How should a president deal with the parameters set by Roe vs
Wade in the light of these scientific advances? The answer will remain
difficult morally, but the new premises have shifted the debate.
Science enhances life and the right to life, so one should continue to
insist that termination of pregnancy is an abnormal, difficult and sad
course of action. At the same time, the state has lost the means to
prevent the advances of medical science which increasingly place
within a woman’s reach the opportunity to terminate her pregnancy
with little or no help from surgeons.
What is required now is a mature presidential drive to support
the day after pill and RU-486 as an alternative to surgical abortions.

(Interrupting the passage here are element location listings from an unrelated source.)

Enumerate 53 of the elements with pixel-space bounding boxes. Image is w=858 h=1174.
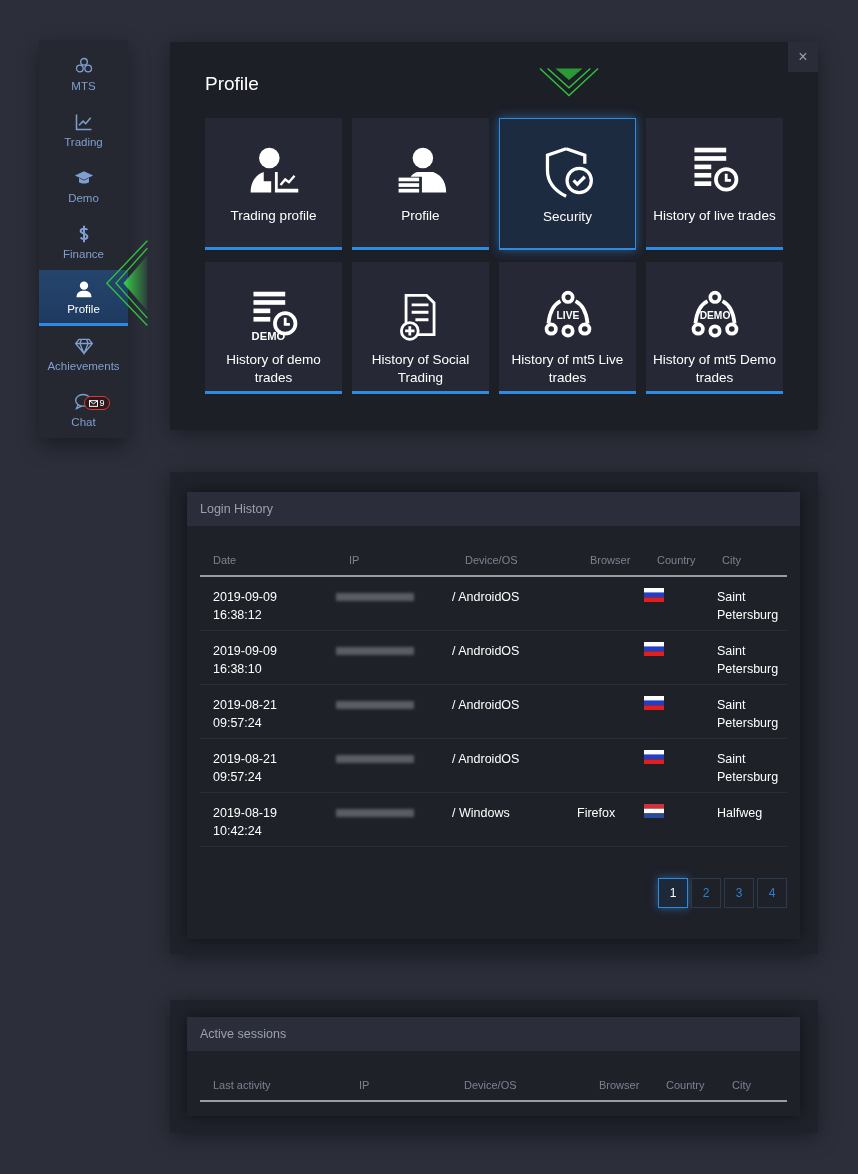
column-header: IP	[358, 1079, 371, 1091]
message-count-badge: 9	[83, 396, 110, 411]
column-header: Date	[212, 554, 238, 566]
chart-icon	[73, 112, 94, 132]
column-header: Browser	[598, 1079, 641, 1091]
table-cell-text: / AndroidOS	[452, 643, 521, 660]
sidebar-item[interactable]: Demo	[39, 158, 128, 214]
table-cell-text: 2019-08-21 09:57:24	[212, 751, 278, 786]
table-cell-text: / AndroidOS	[452, 751, 521, 768]
column-header: IP	[348, 554, 361, 566]
table-cell-text: Saint Petersburg	[716, 697, 780, 732]
pointer-chevron-drawing	[538, 66, 600, 98]
table-cell-text: 2019-09-09 16:38:10	[212, 643, 278, 678]
table-cell-text: 2019-08-21 09:57:24	[212, 697, 278, 732]
table-cell-text: / AndroidOS	[452, 589, 521, 606]
sidebar-item[interactable]: Achievements	[39, 326, 128, 383]
column-header: Device/OS	[464, 554, 519, 566]
column-header: Device/OS	[463, 1079, 518, 1091]
column-header: City	[721, 554, 742, 566]
menu-tile[interactable]: Trading profile	[205, 118, 342, 250]
sidebar-item[interactable]: MTS	[39, 46, 128, 102]
page-button[interactable]: 3	[724, 878, 754, 908]
sidebar-item[interactable]: Finance	[39, 214, 128, 270]
menu-tile[interactable]: History of live trades	[646, 118, 783, 250]
card-header: Login History	[187, 492, 800, 526]
sidebar-item[interactable]: 9 Chat	[39, 382, 128, 439]
table-cell-text: Firefox	[577, 805, 616, 822]
column-header: City	[731, 1079, 752, 1091]
table-cell-text: 2019-08-19 10:42:24	[212, 805, 278, 840]
card-header: Active sessions	[187, 1017, 800, 1051]
table-cell-text: Saint Petersburg	[716, 589, 780, 624]
table-cell-text: Saint Petersburg	[716, 643, 780, 678]
menu-tile[interactable]: DEMO History of mt5 Demo trades	[646, 262, 783, 394]
sidebar-item[interactable]: Trading	[39, 102, 128, 158]
table-cell-text: 2019-09-09 16:38:12	[212, 589, 278, 624]
column-header: Browser	[589, 554, 632, 566]
menu-tile[interactable]: Profile	[352, 118, 489, 250]
table-cell-text: / AndroidOS	[452, 697, 521, 714]
page-button[interactable]: 1	[658, 878, 688, 908]
menu-tile[interactable]: History of Social Trading	[352, 262, 489, 394]
page-button[interactable]: 2	[691, 878, 721, 908]
column-header: Country	[656, 554, 697, 566]
diamond-icon	[73, 336, 94, 357]
column-header: Last activity	[212, 1079, 272, 1091]
table-cell-text: / Windows	[452, 805, 511, 822]
menu-tile[interactable]: Security	[499, 118, 636, 250]
panel-title: Profile	[205, 73, 259, 95]
page-button[interactable]: 4	[757, 878, 787, 908]
close-button[interactable]: ×	[788, 42, 818, 72]
menu-tile[interactable]: LIVE History of mt5 Live trades	[499, 262, 636, 394]
table-cell-text: Saint Petersburg	[716, 751, 780, 786]
table-cell-text: Halfweg	[716, 805, 764, 822]
column-header: Country	[665, 1079, 706, 1091]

In practical terms, a successful presidential policy is one which sees
the rate of surgical abortions fall in response to public campaigns
which make most pregnant women who do not wish to become mothers able
to dispense with Roe vs Wade’s unconvincing cut-off dates.
This brings up one of most important features of US civilization
the role of science in the American way of life, and the leadership
needed to protect that role and enhance it. The debate provoked by the
discovery of RU-486 and related medication is another illustration of
science on life’s central stage and the difficult choices it
provokes.
One of the most important choices of the next president should be the
selection of his scientific advisor. Beyond the role of setting
policy, he or she will also carry the responsibility of upholding
ethics in an increasingly science-driven world.